Aber alle moderne Psychologie reicht nicht hin, das Fanal der Opferung der Tochter zu erfassen, die der Feldherr Agamemnon den Göttern als Gegengeschäft für günstige Fahrtwinde dargebracht hat. Tóibín behilft sich durch Drastik der Gewaltszenen. Verstörend grausam erscheinen die Tötungen und Folterungen. Die Sprache watet in Blut, malt die Gräuel in schillernden Sprachfarben ins Gedächtnis des Lesers - der sich eingestehen muss, dass derlei Bilder uns mittlerweile wieder schrecklich nahegerückt sind.

Geheime Augenzeugin bei Klytaimnestras Mord an Agamemnon wurde beider Tochter Elektra. Sehnsüchtig erwartet sie die Rückkehr ihres Bruders Orestes, der - ungleich zu Aischylos’ Drama - gefangen und ins abgelegene Phokis verschleppt wurde.

Was dort mit dem jungen Königssohn geschieht, überlässt Tóibín ganz seiner dichterischen Phantasie. Ließ er vorher die beiden Frauen das Geschehen aus ihrer Sicht schildern, greift er jetzt zum auktorialen Erzählerbericht. Dieser Perspektivenwechsel tut dem Roman allerdings nicht gut. Zuvor hatte der Erzähler den Leser wie von Furien getrieben durch die blutige Verwandtenfehde gehetzt - jetzt setzt bukolische Geruhsamkeit ein.

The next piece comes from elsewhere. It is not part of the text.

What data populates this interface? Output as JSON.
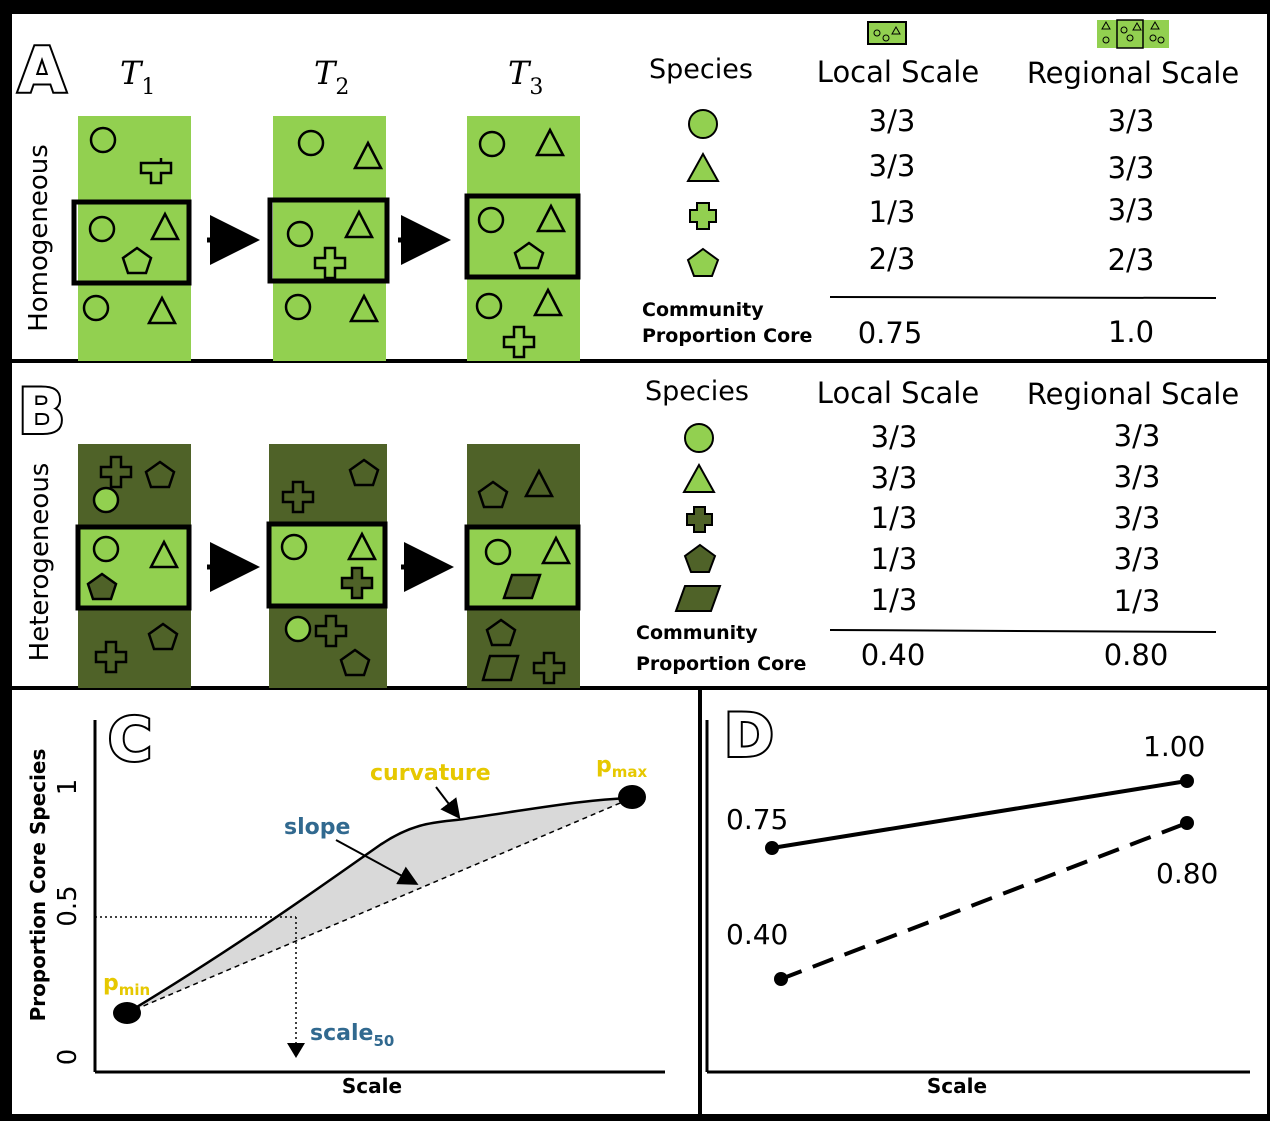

Tóibín gesellt Orestes zwei gleichaltrige Freunde zu, Leandros und Mitros. Auf dem abgelegenen Gehöft einer alten Frau finden sie Zuflucht, und gemeinsam verleben sie die Zeit der Verbannung als unbeschwerte (auch homoerotisch aufflackernde) Adoleszenz. Viel erzählte Zeit verstreicht hier mit der Schilderung von juvenilem Geplänkel, "höherem Indianerspiel", wie Thomas Mann derlei genannt hat.

Doch das "Haus der Namen" ist nur ein Zuhause auf Zeit. Mit der Rückkehr von Orestes nach Argos erweitert sich die Palastintrige zum Guerillakrieg. Auch Leandros hält mit einer Truppe von Rebellen Einzug, um den Umsturz herbeizuführen. Elektra mischt sich ein, bestärkt den Bruder, den Muttermord zu vollziehen. Lauter verkeilte Verhältnisse.

Träger Erzählfluss

Warum wirkt diese Nacherzählung einer grundlegenden weltliterarischen Geschichte dennoch so wenig mitreißend? Zum einen wohl, weil sich eine Gleichförmigkeit des Handlungsflusses einstellt; und auch, weil Tóibíns Diktion ziemlich spröde und steril fortschreitet. In der Orestes-Geschichte wird über weite Strecken einfach linear drauflos erzählt. Es fehlt der doppelte Boden.

Doch um einen solch bekannten Stoff künstlerisch neu zu deuten, genügt es nicht, die Götter zu entfernen und ihn psychologisch modern unterfüttert nachzuerzählen. Es braucht eine neue Form, die alle Erwartungen aus den Angeln hebt. Die Wiederkehr von religiös unterlegten Ehrenmord- und Racheakten, von Hass als fundamentalistischem Flammenwerfer, wäre ein solch zeitgemäßes Deutungsmuster - es bleibt in Tóibíns Roman aber völlig ausgespart. Seine elaborierte Arbeit ist episch zu fugendicht, zu risikolos gefertigt, um durch den unerhörten Exzess dieser barbarischen Familiengeschichte aufzurütteln.